The very ballsy Minihan is probably right about his timeline for conflict with China, even as the bureaucrats at the Pentagon and elsewhere tried to downplay and distance themselves from his comments.

But China may try to achieve its objective of subjugating by less direct means. And that process has probably already begun.

In reference to China, Minihan warns: “I hope I am wrong. My gut tells me we will fight in 2025.”

He goes on to give his astute geopolitical/strategic rationale: “Xi secured his third term and set his war council in October 2022. Taiwan's presidential elections are in 2024 and will offer Xi a reason.”

Minihan continued: “' presidential elections are in 2024 and will offer Xi a distracted America. Xi's team, reason, and opportunity are all aligned for 2025.”

Minihan's colorfully written memo, distributed to motivate his troops to prepare for war, ordered his Airmen with weapons qualification to brush up on their marksmanship and “fire a clip into a 7-meter target with the full understanding that unrepentant lethality matters most.”
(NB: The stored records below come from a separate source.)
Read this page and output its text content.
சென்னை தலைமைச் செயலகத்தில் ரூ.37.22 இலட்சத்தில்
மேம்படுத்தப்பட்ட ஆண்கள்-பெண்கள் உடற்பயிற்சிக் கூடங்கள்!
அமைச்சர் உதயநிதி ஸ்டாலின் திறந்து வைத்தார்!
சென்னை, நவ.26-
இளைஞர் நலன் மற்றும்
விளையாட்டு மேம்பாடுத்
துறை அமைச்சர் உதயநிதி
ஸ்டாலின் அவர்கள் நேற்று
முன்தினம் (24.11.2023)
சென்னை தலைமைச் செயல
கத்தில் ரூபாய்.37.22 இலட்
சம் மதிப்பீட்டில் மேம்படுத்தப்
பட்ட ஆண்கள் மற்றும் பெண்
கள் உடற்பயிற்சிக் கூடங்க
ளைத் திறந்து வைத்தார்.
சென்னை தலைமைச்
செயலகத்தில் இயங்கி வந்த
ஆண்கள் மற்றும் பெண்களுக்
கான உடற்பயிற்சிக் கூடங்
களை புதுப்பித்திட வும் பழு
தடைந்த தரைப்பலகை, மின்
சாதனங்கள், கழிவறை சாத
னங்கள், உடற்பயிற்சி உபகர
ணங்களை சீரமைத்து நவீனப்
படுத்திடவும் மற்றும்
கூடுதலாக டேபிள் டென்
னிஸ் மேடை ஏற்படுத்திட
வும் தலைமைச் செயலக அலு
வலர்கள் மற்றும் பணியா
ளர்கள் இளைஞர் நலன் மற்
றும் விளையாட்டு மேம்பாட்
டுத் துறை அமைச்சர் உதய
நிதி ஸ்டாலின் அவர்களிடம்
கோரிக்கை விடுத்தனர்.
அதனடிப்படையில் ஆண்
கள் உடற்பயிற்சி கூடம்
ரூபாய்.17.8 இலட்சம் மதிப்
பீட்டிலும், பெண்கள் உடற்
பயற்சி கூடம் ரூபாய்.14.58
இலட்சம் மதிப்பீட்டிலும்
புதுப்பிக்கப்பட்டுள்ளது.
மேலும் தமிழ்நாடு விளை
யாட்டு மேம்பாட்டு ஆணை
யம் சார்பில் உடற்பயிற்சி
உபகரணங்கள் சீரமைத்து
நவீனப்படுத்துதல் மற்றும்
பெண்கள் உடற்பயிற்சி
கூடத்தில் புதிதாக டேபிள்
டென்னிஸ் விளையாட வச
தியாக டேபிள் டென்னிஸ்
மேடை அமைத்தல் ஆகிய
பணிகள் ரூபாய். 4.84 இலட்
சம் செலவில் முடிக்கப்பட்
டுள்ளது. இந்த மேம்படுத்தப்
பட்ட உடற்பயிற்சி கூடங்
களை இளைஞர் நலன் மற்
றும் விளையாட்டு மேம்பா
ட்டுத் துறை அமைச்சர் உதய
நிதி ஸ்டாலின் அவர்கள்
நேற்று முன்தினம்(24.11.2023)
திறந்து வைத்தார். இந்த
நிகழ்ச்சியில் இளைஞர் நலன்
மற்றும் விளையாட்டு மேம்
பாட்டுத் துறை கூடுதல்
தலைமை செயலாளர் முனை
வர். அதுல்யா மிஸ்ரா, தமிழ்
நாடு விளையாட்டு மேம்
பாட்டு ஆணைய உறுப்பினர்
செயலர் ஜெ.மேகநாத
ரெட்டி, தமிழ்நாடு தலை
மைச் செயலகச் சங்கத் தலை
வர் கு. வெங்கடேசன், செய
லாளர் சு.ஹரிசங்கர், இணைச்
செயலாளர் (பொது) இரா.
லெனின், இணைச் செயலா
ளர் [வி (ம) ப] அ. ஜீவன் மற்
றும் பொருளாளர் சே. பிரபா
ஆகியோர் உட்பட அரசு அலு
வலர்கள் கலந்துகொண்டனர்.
“Aim for the head,” Minihan added.

Kudos to this amazing American warrior.

This is solid clear-headed, non-woke analysis and advice and much-needed old-school military motivation.

And despite all the effete handwringing and pusillanimous sidestepping over his comments, Minihan isn't the only senior military leader warning of the same thing.

As I have previously written, Adm. Michael M. Gilday, the Chief of Naval Operations (CNO), said in October the U.S. should prepare to fight in 2022 or 2023

“I can't rule that out,” Gilday said.

Also, in 2021, Adm. Phil Davidson, then-head of U.S. Indo-Pacific Command (INDOPACOM), predicted China might take military action against Taiwan by 2027.

As RealClearDefense writes, this realistic timeline that has been dubbed “the Davidson window.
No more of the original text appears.